The impact of softer ad sales is nearly undetectable amid the many healthy growth sources included in that bundle. Yet that's the issue that drove stock prices lower this year.

Roku's stock is ridiculously cheap right now, for reasons that don't really move the company's revenue needle yet. The company's advertising is still in its infancy, and its long-term success won't suffer much from a temporary slowdown in the early going. If you want a spring-loaded growth stock for 2023, Roku looks like your best bet.

2. The generous dividend payer: Texas Instruments

Semiconductor-veteran Texas Instruments (TXN 0.96%) has a long history of paying ever-increasing dividends to its shareholders. The company's wide variety of mixed-signal and analog chips targets an equally broad range of target markets, insulating TI from swings in any particular sector.

This gigantic cash machine loves sending money back into shareholders' pockets. Over the last four quarters, TI has spent $2.7 billion on share buybacks and $4.2 billion on dividend checks.

One might think that the company's cash coffers would run dry from all this shareholder-friendly spending in the midst of a macroeconomic crisis, especially since TI is making heavy investments in chip-manufacturing infrastructure at the same time. One would be wrong, though.

Despite surging capital expenses, Texas Instruments generates enough cash profits to finance its shareholder cash returns, and then some:

TXN Cash Dividend Payout Ratio Chart

TXN Cash Dividend Payout Ratio data by YCharts.

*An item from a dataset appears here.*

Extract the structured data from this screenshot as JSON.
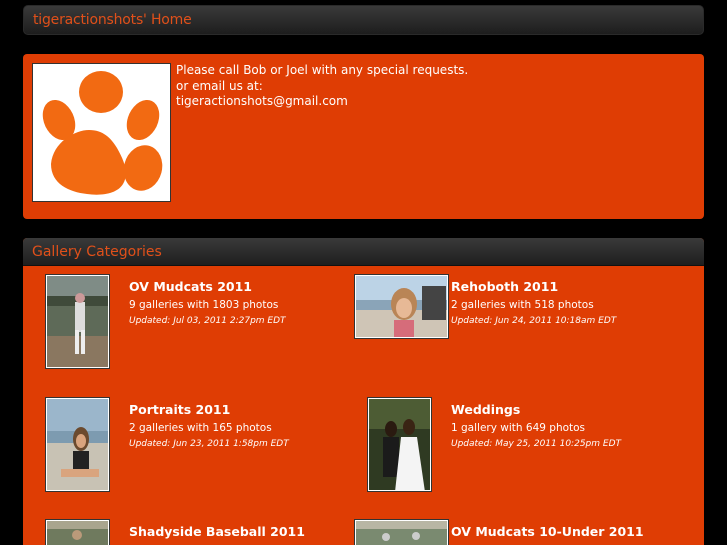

The company currently funnels 72% of its free cash flow into dividend payments. That's a 20-year high but still leaves ample room for opportunistic buybacks and future dividend increases.

Texas Instruments can weather the wildest swings the economy might throw at it, raising dividend payouts with a smile and preparing for higher chip demand in the future. At the same time, the stock price is down by 10% in 2022, and the effective dividend yield stands at a generous 2.9%. This is a stock you can buy today and leave untouched for years or even decades to come, quietly generating rising dividend income for the long haul.